Comment les chercheurs ont-ils interprété les résultats?

Les chercheurs ont déclaré que leur analyse portait sur la survie chez le plus grand nombre de patients atteints de mélanome avancé traités par ipilimumab à ce jour. Ils disent qu’il a montré un «plateau» de survie à environ trois ans qui s’étend sur au moins 10 ans. Ils suggèrent que ces chiffres de survie à long terme « devraient être considérés comme une référence pour les futures thérapies de mélanome ».

Conclusion

L’analyse actuelle fournit des données regroupées à plus long terme sur ce que l’on sait déjà de la survie des personnes qui prennent de l’ipilimumab pour un mélanome avancé. Il suggère que la moitié des patients traités par ipilimumab pour un mélanome avancé vivent 11 mois ou plus. Il suggère également qu’environ un cinquième des personnes traitées vivent pendant trois ans, et qu’après cela, les taux de survie semblent rester à ce niveau à environ 10 ans.

Les taux de survie avec le mélanome sont faibles, donc les médicaments qui améliorent ce sont des avancées importantes. Des recherches antérieures avaient montré que l’ipilimumab augmentait la survie globale moyenne (médiane) à environ 10 mois, comparé à six mois avec un traitement alternatif appelé gp100. C’est sur cette base que le médicament a été approuvé par les autorités européennes de réglementation des médicaments. NICE a également recommandé – après avoir négocié un prix réduit avec le fabricant – que le médicament soit utilisé par le NHS pour les personnes atteintes de mélanome avancé qui ont déjà reçu au moins un autre traitement.

Lorsque l’on considère ces résultats, il convient de garder à l’esprit:

Le médicament est relativement nouveau, de sorte que seulement un nombre relativement faible de personnes dans ces essais ont été suivis pendant trois ans ou plus (254 personnes). Les personnes qui ont participé aux études de ce médicament continueront vraisemblablement d’être suivies au fil du temps pour obtenir plus de données sur la survie à long terme.

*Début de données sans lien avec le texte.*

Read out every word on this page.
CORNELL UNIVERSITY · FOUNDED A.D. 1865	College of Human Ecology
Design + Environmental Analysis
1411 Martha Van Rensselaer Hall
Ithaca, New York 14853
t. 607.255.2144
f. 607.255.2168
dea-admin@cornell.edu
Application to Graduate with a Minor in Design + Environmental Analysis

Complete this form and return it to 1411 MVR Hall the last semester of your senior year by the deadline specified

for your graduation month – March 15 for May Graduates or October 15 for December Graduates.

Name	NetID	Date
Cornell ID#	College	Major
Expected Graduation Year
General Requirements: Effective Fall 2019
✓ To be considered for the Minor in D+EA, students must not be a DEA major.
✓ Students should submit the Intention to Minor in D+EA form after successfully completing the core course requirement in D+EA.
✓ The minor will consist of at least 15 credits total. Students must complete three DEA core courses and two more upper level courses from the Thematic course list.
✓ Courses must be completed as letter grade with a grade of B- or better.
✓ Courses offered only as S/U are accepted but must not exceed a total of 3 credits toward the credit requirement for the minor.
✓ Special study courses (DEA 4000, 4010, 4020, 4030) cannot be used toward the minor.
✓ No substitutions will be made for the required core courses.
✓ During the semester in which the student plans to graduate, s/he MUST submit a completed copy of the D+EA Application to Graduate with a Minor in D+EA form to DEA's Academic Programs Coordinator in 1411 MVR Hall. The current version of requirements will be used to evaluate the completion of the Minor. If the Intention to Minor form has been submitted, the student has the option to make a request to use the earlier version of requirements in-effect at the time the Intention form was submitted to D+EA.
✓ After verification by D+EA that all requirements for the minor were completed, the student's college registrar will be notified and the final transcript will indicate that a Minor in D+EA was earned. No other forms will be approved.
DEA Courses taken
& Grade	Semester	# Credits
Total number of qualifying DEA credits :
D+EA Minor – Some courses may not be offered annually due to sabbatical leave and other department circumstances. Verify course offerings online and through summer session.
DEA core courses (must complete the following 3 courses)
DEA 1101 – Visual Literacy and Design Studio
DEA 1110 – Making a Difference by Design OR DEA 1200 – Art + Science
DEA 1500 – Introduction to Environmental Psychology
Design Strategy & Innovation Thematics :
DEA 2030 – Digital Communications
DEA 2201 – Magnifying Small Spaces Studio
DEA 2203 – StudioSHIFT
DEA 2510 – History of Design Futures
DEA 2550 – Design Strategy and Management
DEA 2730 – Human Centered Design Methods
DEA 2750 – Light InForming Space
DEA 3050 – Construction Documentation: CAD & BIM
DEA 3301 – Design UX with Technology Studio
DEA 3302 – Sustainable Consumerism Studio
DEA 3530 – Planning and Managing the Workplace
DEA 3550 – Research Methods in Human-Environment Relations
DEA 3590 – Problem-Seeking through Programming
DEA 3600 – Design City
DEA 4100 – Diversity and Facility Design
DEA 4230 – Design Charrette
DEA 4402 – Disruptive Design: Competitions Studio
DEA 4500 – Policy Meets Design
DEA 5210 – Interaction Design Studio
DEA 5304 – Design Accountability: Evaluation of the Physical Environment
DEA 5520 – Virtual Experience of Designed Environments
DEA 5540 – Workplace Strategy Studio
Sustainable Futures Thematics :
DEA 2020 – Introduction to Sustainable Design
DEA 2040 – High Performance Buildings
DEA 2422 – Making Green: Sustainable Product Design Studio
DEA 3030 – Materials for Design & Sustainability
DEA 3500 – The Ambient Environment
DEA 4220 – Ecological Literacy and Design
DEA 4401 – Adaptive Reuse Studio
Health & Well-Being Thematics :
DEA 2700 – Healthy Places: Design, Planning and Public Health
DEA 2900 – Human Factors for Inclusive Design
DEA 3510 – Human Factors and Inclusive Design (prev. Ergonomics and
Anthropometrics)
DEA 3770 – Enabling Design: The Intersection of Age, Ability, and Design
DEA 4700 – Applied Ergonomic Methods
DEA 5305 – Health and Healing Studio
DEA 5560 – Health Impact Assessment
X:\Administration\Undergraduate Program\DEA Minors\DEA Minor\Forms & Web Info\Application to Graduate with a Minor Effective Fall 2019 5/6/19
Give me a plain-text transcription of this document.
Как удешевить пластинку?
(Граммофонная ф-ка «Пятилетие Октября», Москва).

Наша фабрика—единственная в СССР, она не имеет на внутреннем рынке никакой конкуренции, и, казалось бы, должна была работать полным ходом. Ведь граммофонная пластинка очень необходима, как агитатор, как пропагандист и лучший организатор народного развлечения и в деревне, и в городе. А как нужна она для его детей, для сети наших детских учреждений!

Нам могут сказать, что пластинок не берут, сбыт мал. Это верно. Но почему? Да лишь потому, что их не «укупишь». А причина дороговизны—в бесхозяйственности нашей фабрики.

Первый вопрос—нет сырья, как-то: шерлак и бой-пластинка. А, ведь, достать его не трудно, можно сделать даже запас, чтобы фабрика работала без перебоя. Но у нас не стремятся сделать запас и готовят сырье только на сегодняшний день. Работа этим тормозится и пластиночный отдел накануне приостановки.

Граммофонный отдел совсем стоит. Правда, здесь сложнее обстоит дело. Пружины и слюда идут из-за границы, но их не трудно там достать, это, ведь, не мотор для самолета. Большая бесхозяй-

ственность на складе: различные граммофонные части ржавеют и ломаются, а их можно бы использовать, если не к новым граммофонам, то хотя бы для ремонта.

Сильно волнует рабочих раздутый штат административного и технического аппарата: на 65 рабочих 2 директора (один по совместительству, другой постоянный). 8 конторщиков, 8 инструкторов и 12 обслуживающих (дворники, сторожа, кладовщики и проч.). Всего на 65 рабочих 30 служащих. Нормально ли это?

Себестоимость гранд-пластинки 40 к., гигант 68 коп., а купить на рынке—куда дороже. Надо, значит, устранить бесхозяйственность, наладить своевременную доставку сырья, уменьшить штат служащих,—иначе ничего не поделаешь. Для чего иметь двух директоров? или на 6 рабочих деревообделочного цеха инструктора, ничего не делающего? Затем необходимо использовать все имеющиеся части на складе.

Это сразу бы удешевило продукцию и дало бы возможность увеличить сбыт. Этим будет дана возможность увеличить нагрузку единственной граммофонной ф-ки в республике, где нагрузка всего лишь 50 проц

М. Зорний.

L’analyse a regroupé des patients ayant des caractéristiques différentes, traités avec différentes doses du médicament, et pour différentes périodes. Les schémas de survie globaux semblaient similaires dans ces groupes, mais cela devra être confirmé une fois que suffisamment de personnes auront été traitées avec le médicament pour pouvoir obtenir des estimations fiables pour chacun de ces groupes séparément. L’un des auteurs de l’étude note de manière importante, « comme il ne s’agissait pas d’une comparaison randomisée, on ne peut pas tirer de conclusions directes sur les différences entre les doses ou les populations ».

L’analyse actuelle a également été rapportée uniquement sous la forme d’un résumé de conférence. Cela signifie qu’il n’y a pas beaucoup de détails sur les méthodes ou les résultats. En outre, il n’aura pas subi l’examen par les pairs qui fait partie de la publication dans la plupart des revues médicales.

Cependant, dans l’ensemble, ces résultats suggèrent que l’ipilumumab améliore la survie des personnes atteintes de mélanome avancé, pour qui les perspectives sont généralement plutôt médiocres.